American environmentalist

Homer D. Calkins (August 30, 1911 – March 19, 1996) was an American environmentalist who became a leading voice in the effort to save native habitat in Hardin County. He worked to develop county parks that met needs from plug-in campers to untouched wilderness areas. He was instrumental in delaying construction of a rerouted U.S. Highway 20 through the Iowa River Greenbelt in Hardin County, Iowa.
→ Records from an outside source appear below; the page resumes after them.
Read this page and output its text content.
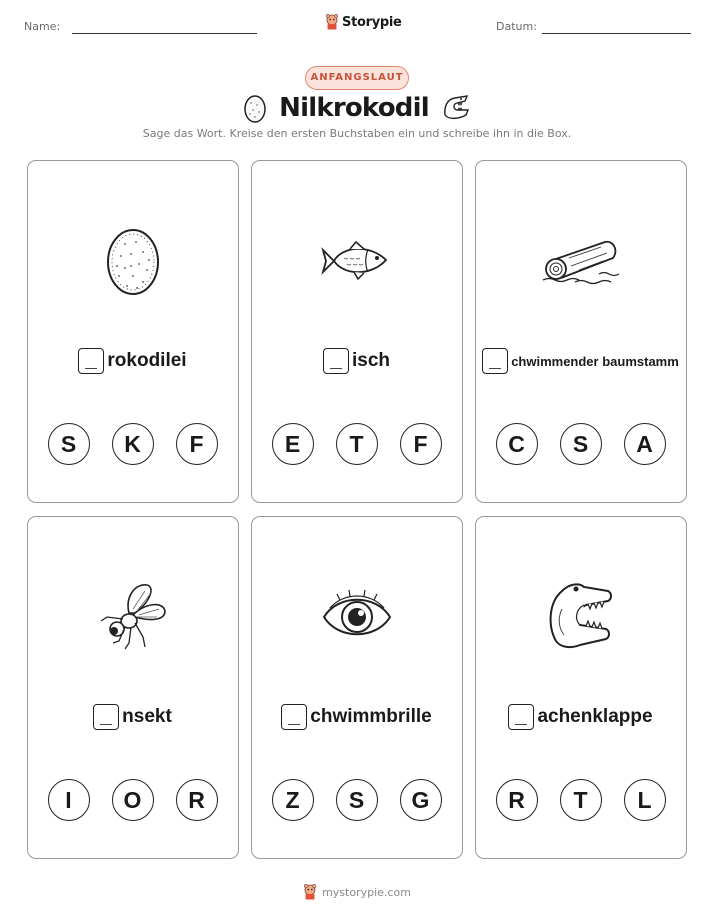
Name:	Datum:
Storypie
ANFANGSLAUT
Nilkrokodil
Sage das Wort. Kreise den ersten Buchstaben ein und schreibe ihn in die Box.
rokodilei
S	K	F
isch
E	T	F
chwimmender baumstamm
C	S	A
nsekt
I	O	R
chwimmbrille
Z	S	G
achenklappe
R	T	L
mystorypie.com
Calkins received posthumous awards from the Iowa Wildlife Federation and the Iowa Wildlife Rehabilitators Association praising his long relationship to nature.

==Marriage==
On March 24, 1940, Calkins married Ruth Winifred Robinson at the Little Brown Church ("The Church in the Wildwood"), Nashua, Iowa.

==Hardin County Conservation Board==
On October 5, 1960, Homer Calkins was hired as the first executive director of the Hardin County Conservation Board. He remained as the executive director of the Board for 18 years, and rehabilitated injured animals most of his life.

==Media Work==
While executive director of the Hardin County Conservation Board, Calkins had a long-running radio show on radio station KIFG-AM. In a folksy style similar to Aldo Leopold's A Sand County Almanac, Calkins would speak about natural scenes observed locally. Calkins also wrote weekly newspaper columns for the Iowa Falls Times-Citizen, the Ackley World Journal, and the Eldora Herald-Ledger.

==Donation==
Homer Calkins and his wife Ruth donated their 76 acre farm to the Ellsworth Community College Board of Trustees in 1981. Bordering the Iowa River in north central Iowa, the nature center includes woodland, wetland, and reconstructed native prairie. In the late 1990s, students in Landscape Architecture from Iowa State University worked under Professor William Grundman on site and development plans for the Calkins Nature Area.